Dr. Harry Benjamin was one of the first physicians to work with
gender dysphoric persons. Benjamin was born in Berlin, but, as a
young physician, left Germany in 1913 for a research project on
tuberculosis in the USA. Trying to return one year later, his ocean
liner was intercepted by the Royal Navy and diverted to a British
port, because WWI had broken out. As a German "enemy alien",
Benjamin was sent to an internment camp, but managed to obtain his
release on the condition that he return not to Berlin, but to New
York. There, in 1915, he began his private medical practice (starting
in the forties, he also practiced in San Francisco during the summer
months, thus, for many years, establishing a bi-coastal professional
presence). His special interest was hormonal research, and thus
he became a disciple of Eugen Steinach, whom he visited in Vienna
every summer through the twenties and early thirties. On these occasions,
he also took frequent side trips to Berlin, where he visited both
Magnus Hirschfeld and Albert Moll and also participated in their
congresses. He also knew Alfred Kinsey quite well and, through him,
became acquainted with a young patient who was anatomically male,
but insisted that he was really female. This led to Benjamin's interest
in what he himself later described as "transsexualism".
In his long and distinguished career, Benjamin came to know many
famous American and European scientists, scholars, and artists.
From his earliest youth, he was also an ardent opera lover (the
legendary soprano Maria Jeritza was a patient and close friend).
He always retained a great love for his native Berlin and hoped
that it would, once again, become a center of sexology.
Though Krafft-Ebing's work was the first to touch upon transgendered
topics, the first true pioneer in the field was Dr. Magnus Hirschfeld.
As a gay physician, he devoted his studies to the fields of sex
and gender. Hirschfeld was the first to coin two of the most popular
terms to describe transgenderism: transvestism and transsexualism.

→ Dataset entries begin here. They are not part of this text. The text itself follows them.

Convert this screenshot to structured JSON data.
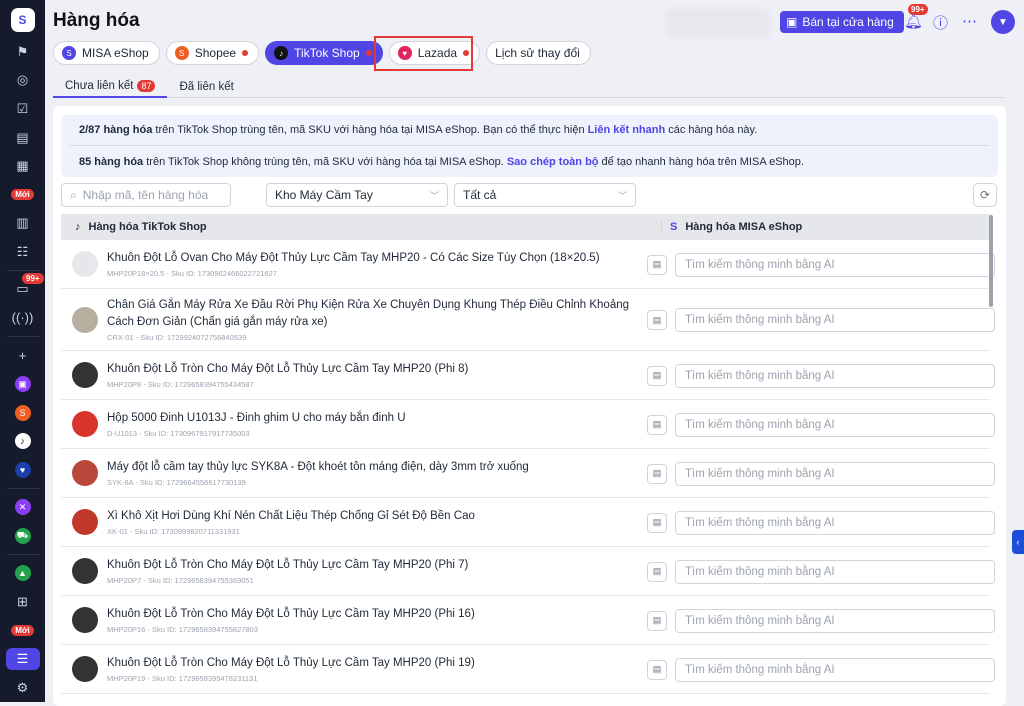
{
  "header": {
    "title": "Hàng hóa",
    "pos_button": "Bán tại cửa hàng",
    "notification_count": "99+"
  },
  "sidebar": {
    "badge_new": "Mới",
    "chat_count": "99+"
  },
  "channels": [
    {
      "label": "MISA eShop",
      "color": "#4f46e5",
      "dot": false
    },
    {
      "label": "Shopee",
      "color": "#f05d23",
      "dot": true
    },
    {
      "label": "TikTok Shop",
      "color": "#111111",
      "dot": true,
      "active": true
    },
    {
      "label": "Lazada",
      "color": "#e0245e",
      "dot": true
    },
    {
      "label": "Lịch sử thay đổi",
      "dot": false
    }
  ],
  "subtabs": {
    "unlinked": "Chưa liên kết",
    "unlinked_count": "87",
    "linked": "Đã liên kết"
  },
  "info": {
    "l1_bold": "2/87 hàng hóa",
    "l1_text": "trên TikTok Shop trùng tên, mã SKU với hàng hóa tại MISA eShop. Bạn có thể thực hiện",
    "l1_link": "Liên kết nhanh",
    "l1_end": "các hàng hóa này.",
    "l2_bold": "85 hàng hóa",
    "l2_text": "trên TikTok Shop không trùng tên, mã SKU với hàng hóa tại MISA eShop.",
    "l2_link": "Sao chép toàn bộ",
    "l2_end": "để tạo nhanh hàng hóa trên MISA eShop."
  },
  "filters": {
    "search_placeholder": "Nhập mã, tên hàng hóa",
    "warehouse": "Kho Máy Cầm Tay",
    "status": "Tất cả"
  },
  "table": {
    "col1": "Hàng hóa TikTok Shop",
    "col2": "Hàng hóa MISA eShop",
    "ai_placeholder": "Tìm kiếm thông minh bằng AI",
    "rows": [
      {
        "name": "Khuôn Đột Lỗ Ovan Cho Máy Đột Thủy Lực Cầm Tay MHP20 - Có Các Size Tùy Chọn (18×20.5)",
        "meta": "MHP20P18×20.5 - Sku ID: 1730962466022721627",
        "img": "#e5e7eb"
      },
      {
        "name": "Chân Giá Gắn Máy Rửa Xe Đầu Rời Phụ Kiện Rửa Xe Chuyên Dụng Khung Thép Điều Chỉnh Khoảng Cách Đơn Giản (Chấn giá gắn máy rửa xe)",
        "meta": "CRX-01 - Sku ID: 1729924072756840539",
        "img": "#b8aea0"
      },
      {
        "name": "Khuôn Đột Lỗ Tròn Cho Máy Đột Lỗ Thủy Lực Cầm Tay MHP20 (Phi 8)",
        "meta": "MHP20P8 - Sku ID: 1729658394755434587",
        "img": "#333"
      },
      {
        "name": "Hộp 5000 Đinh U1013J - Đinh ghim U cho máy bắn đinh U",
        "meta": "D-U1013 - Sku ID: 1730967917917735003",
        "img": "#d9342b"
      },
      {
        "name": "Máy đột lỗ cầm tay thủy lực SYK8A - Đột khoét tôn máng điện, dày 3mm trở xuống",
        "meta": "SYK-8A - Sku ID: 1729664556617730139",
        "img": "#b9473a"
      },
      {
        "name": "Xì Khô Xịt Hơi Dùng Khí Nén Chất Liệu Thép Chống Gỉ Sét Độ Bền Cao",
        "meta": "XK-01 - Sku ID: 1730999820711331931",
        "img": "#c0392b"
      },
      {
        "name": "Khuôn Đột Lỗ Tròn Cho Máy Đột Lỗ Thủy Lực Cầm Tay MHP20 (Phi 7)",
        "meta": "MHP20P7 - Sku ID: 1729658394755369051",
        "img": "#333"
      },
      {
        "name": "Khuôn Đột Lỗ Tròn Cho Máy Đột Lỗ Thủy Lực Cầm Tay MHP20 (Phi 16)",
        "meta": "MHP20P16 - Sku ID: 1729658394755827803",
        "img": "#333"
      },
      {
        "name": "Khuôn Đột Lỗ Tròn Cho Máy Đột Lỗ Thủy Lực Cầm Tay MHP20 (Phi 19)",
        "meta": "MHP20P19 - Sku ID: 1729658395478231131",
        "img": "#333"
      }
    ]
  }
}
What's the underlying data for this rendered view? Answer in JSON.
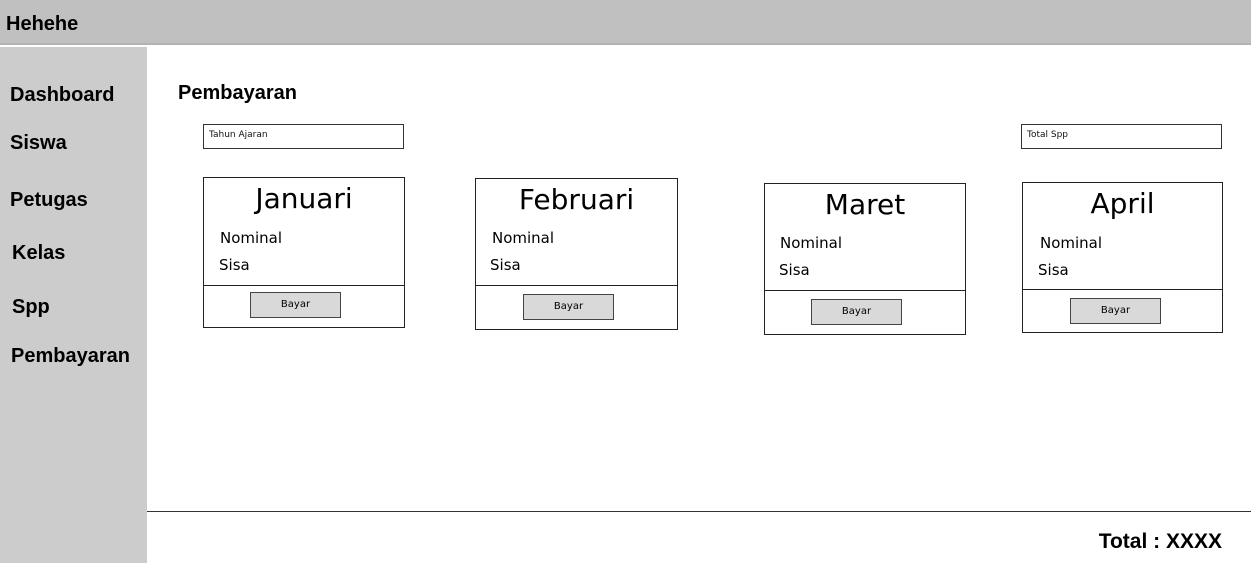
{
  "app": {
    "title": "Hehehe"
  },
  "sidebar": {
    "items": [
      {
        "label": "Dashboard"
      },
      {
        "label": "Siswa"
      },
      {
        "label": "Petugas"
      },
      {
        "label": "Kelas"
      },
      {
        "label": "Spp"
      },
      {
        "label": "Pembayaran"
      }
    ]
  },
  "main": {
    "title": "Pembayaran",
    "tahun_ajaran_placeholder": "Tahun Ajaran",
    "total_spp_placeholder": "Total Spp",
    "cards": [
      {
        "month": "Januari",
        "nominal": "Nominal",
        "sisa": "Sisa",
        "button": "Bayar"
      },
      {
        "month": "Februari",
        "nominal": "Nominal",
        "sisa": "Sisa",
        "button": "Bayar"
      },
      {
        "month": "Maret",
        "nominal": "Nominal",
        "sisa": "Sisa",
        "button": "Bayar"
      },
      {
        "month": "April",
        "nominal": "Nominal",
        "sisa": "Sisa",
        "button": "Bayar"
      }
    ],
    "total": "Total : XXXX"
  }
}
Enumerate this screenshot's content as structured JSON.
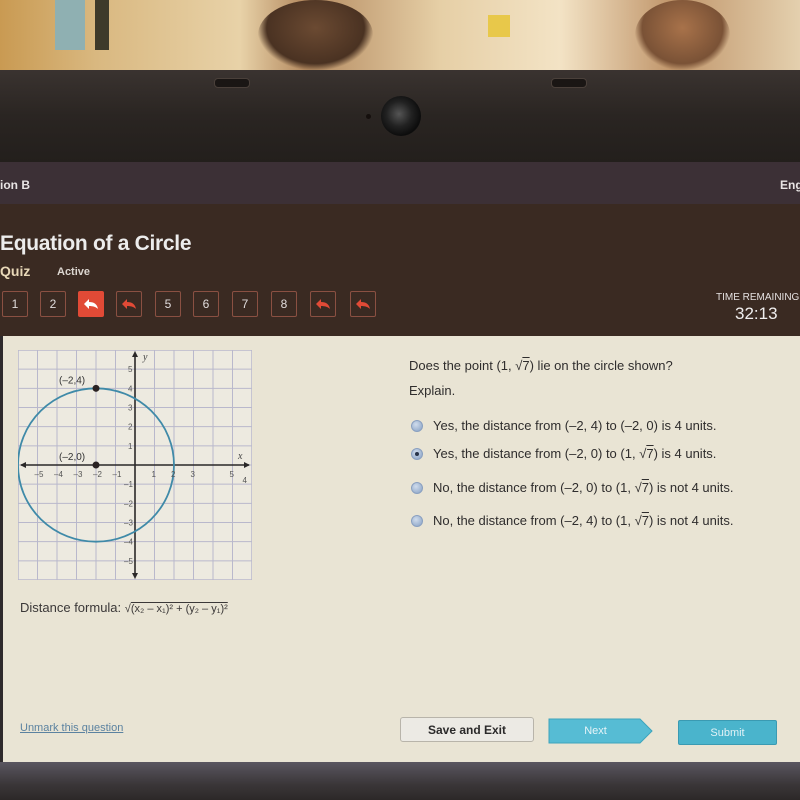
{
  "topbar": {
    "left_text": "ion B",
    "right_text": "Eng"
  },
  "header": {
    "title": "Equation of a Circle",
    "type_label": "Quiz",
    "status_label": "Active",
    "question_nav": [
      {
        "label": "1",
        "state": "normal"
      },
      {
        "label": "2",
        "state": "normal"
      },
      {
        "label": "",
        "state": "current-marked",
        "icon": "return-arrow-icon"
      },
      {
        "label": "",
        "state": "marked",
        "icon": "return-arrow-icon"
      },
      {
        "label": "5",
        "state": "normal"
      },
      {
        "label": "6",
        "state": "normal"
      },
      {
        "label": "7",
        "state": "normal"
      },
      {
        "label": "8",
        "state": "normal"
      },
      {
        "label": "",
        "state": "marked",
        "icon": "return-arrow-icon"
      },
      {
        "label": "",
        "state": "marked",
        "icon": "return-arrow-icon"
      }
    ],
    "timer_label": "TIME REMAINING",
    "timer_value": "32:13"
  },
  "graph": {
    "x_axis_label": "x",
    "y_axis_label": "y",
    "x_ticks": [
      "-5",
      "-4",
      "-3",
      "-2",
      "-1",
      "1",
      "2",
      "3",
      "5",
      "4"
    ],
    "y_ticks": [
      "5",
      "4",
      "3",
      "2",
      "1",
      "-1",
      "-2",
      "-3",
      "-4",
      "-5"
    ],
    "points": [
      {
        "label": "(–2,4)",
        "x": -2,
        "y": 4
      },
      {
        "label": "(–2,0)",
        "x": -2,
        "y": 0
      }
    ],
    "circle": {
      "center_x": -2,
      "center_y": 0,
      "radius": 4
    },
    "colors": {
      "circle": "#3f8aa8",
      "grid": "#b9b8cc",
      "axis": "#2a2828"
    }
  },
  "formula": {
    "label": "Distance formula:",
    "expression": "(x₂ – x₁)² + (y₂ – y₁)²"
  },
  "question": {
    "prefix": "Does the point (1, ",
    "sqrt_value": "7",
    "suffix": ") lie on the circle shown?",
    "instruction": "Explain.",
    "options": [
      {
        "text_before": "Yes, the distance from (–2, 4) to (–2, 0) is 4 units.",
        "sqrt": "",
        "text_after": "",
        "selected": false
      },
      {
        "text_before": "Yes, the distance from (–2, 0) to (1, ",
        "sqrt": "7",
        "text_after": ") is 4 units.",
        "selected": true
      },
      {
        "text_before": "No, the distance from (–2, 0) to (1, ",
        "sqrt": "7",
        "text_after": ") is not 4 units.",
        "selected": false
      },
      {
        "text_before": "No, the distance from (–2, 4) to (1, ",
        "sqrt": "7",
        "text_after": ") is not 4 units.",
        "selected": false
      }
    ]
  },
  "footer": {
    "unmark_link": "Unmark this question",
    "save_button": "Save and Exit",
    "next_button": "Next",
    "submit_button": "Submit"
  },
  "colors": {
    "accent_marked": "#e14a36",
    "button_teal": "#4ab4cc",
    "content_bg": "#e9e4d4",
    "header_bg": "#3a2a22"
  }
}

In the 1910s, Hirschfeld began to explore the idea of a surgical
solution to some of these cases.
Hirschfeld began working with a Vienna physician, Eugen Steinach
(who later penned the 1940 book, Sex and Life. Forty years of biological
and medical experiments). Steinach had experimented with gonadal
transplantation in attempts to cure a variety of sexual disorders
(ranging from homosexuality to transvestism). His early papers (Arbitrary
Transformation of Male Animals into Animals with Pronounced Female
Sex Characteristics and Feminine Psyche, and Feminization of Males
and Masculinization of Females) detailed his experiments with transplantation
on guinea pigs. He was the first to theorize that the sex glands
contained secretions that made men act like men, and women act like
women. Later, in the 20s and 30s, the blooming field of endocrinology
would discover androgens and estrogens.
In 1918, Hirschfeld reported in Sexuelle Zwischenstufen: Sexualpathologie
that the first incomplete sex-reassignment surgeries in female-to-male
patients were performed in Berlin in 1912. In 1916, Max Marcuse
published an article on Geschlechtsumwandlungstrieb, the desire
of some to have their sex changed. In 1926, R. Muehsam reported
(in Chirurgische Eingriffe bei Anomalien des Sexuallebens: Therapie
der Gegenwart 67: 451-455) that in 1920, Hirschfeld referred the
first male-to-female patient to a surgeon, Dr. Felix Abraham.
In 1910, he wrote a two volume monograph entitled, Die Transvestiten:
Eine Untersuchung ueber den erotischen Verkleidungstrieb mit umfangreichem
casuistischem und historischem Material. In it, he detailed the
biographies of several gender variant individuals, who would likely
be classified as transsexuals today.
In 1923, Hirschfeld first labeled the phenomenon as what he called
"psychic transsexuality" in Die intersexuelle Konstitution.
In 1919, Hirshfeld founded The Institute for Sexual Science in Berlin,
the world's first sexological institute. Nine years later, in Copenhagen,
he and Norman Haire founded The World League of Sex Research.
In 1930, addressing the Association for the Advancement of Psychotherapy,
Hirschfeld delivered the first scientific lecture on transsexualism.